And that is the most egregious form of offending the first amendment. To go beyond barring somebody from expressing information, conveying information is – and in a health context particularly troublesome. But to actually have a government-mandated script, what we lawyers call compelled speech, in all other factual contexts, you know all of the justices, including the conservatives, would be saying you know we can’t imagine a circumstance that would allow the government to do that. And yet in the service of the anti-abortion cause, they upheld that.

So, I’m a little bit – I wouldn’t be surprised – and in fairness, I have to say this, as somebody who is both pro-choice and pro-choice with respect to speech, with respect to what we do with our bodies, just – and I see the connections there between those rights, I very much dissented from the liberal justices who upheld what I thought were excessive and constitutionally unjustified restrictions on anti-abortion demonstrators in the vicinity of abortion clinics. In that context, Justice Scalia and other conservatives coined the phrase “Abortion Distortion” that they said was being used to warp first amendment principles that were generally applied. But now I – I fear that we may see the same kind of “Abortion Distortion” but in an anti-free speech when it comes from speech that would facilitate abortion coming from the conservatives.

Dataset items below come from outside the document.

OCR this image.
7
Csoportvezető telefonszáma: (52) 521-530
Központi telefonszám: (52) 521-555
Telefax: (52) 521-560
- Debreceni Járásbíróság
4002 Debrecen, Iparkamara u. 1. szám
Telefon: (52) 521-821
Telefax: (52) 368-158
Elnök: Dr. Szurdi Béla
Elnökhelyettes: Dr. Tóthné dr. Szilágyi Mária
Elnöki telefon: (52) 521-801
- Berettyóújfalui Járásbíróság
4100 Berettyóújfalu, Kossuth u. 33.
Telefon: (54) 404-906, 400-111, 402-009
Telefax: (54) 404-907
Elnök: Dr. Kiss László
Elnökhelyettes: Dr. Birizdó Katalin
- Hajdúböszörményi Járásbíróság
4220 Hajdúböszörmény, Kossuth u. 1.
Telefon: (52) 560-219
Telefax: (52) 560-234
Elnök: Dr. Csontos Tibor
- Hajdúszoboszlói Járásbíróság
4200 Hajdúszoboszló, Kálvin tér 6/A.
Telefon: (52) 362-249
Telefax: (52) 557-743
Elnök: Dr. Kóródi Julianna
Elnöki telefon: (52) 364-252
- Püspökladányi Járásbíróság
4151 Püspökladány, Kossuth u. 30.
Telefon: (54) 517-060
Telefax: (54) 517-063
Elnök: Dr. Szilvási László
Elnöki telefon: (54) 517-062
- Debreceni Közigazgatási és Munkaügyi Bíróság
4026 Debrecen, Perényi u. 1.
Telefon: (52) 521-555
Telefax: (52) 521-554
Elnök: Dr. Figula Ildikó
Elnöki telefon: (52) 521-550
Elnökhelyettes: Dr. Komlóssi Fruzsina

Nico: Nadine, where do you come down on the case that Will was referencing earlier, the NIFLA v. Becerra, I think it was a 2018 case involving the constitutionality of California’s Fact Act?

Nadine: Please – I think that was a really complicated case, and so that said, to me, it’s not clear what the correct answer is. I’m curious, did FIREfile a brief in that – in that case?

Nico: I doubt – doubtful because it was before our expanded mission.

Nadine: Oh, you –

Nico: But the California Fact Act, for those not familiar with it, mandated that crisis pregnancy centers in California provide certain disclosures about state services. And then Justice Thomas, famously said that throughout history governments have manipulated the content of doctor-patient discourse to increase state power and suppress minorities. So, you can – you can see how the shoe on the other foot side here is we could criminalize advice or conversations that doctors might have with patients in places, for example, like South Carolina –

Nadine: And –

Nico: If the bill were to be passed, recommending, or even just giving information to a South Carolina resident saying, hey in North Carolina abortion services are available. That could be a – that could be a criminal act and would seem to go against kind of the – the thinking that Justice Thomas had in 2018 involving crisis pregnancy centers in NIFLA Viba. So –

Nadine: And – and I would say you know the – the factual co – the devil is always in the details in these laws, and there were multiple provisions in the law and allegations that they were designed to prevent misleading information, which I think we would all agree government should have power to – to regulate especially in the healthcare context. But I – I’m just not familiar enough with the facts to know whether the – they satisfied that standard or not.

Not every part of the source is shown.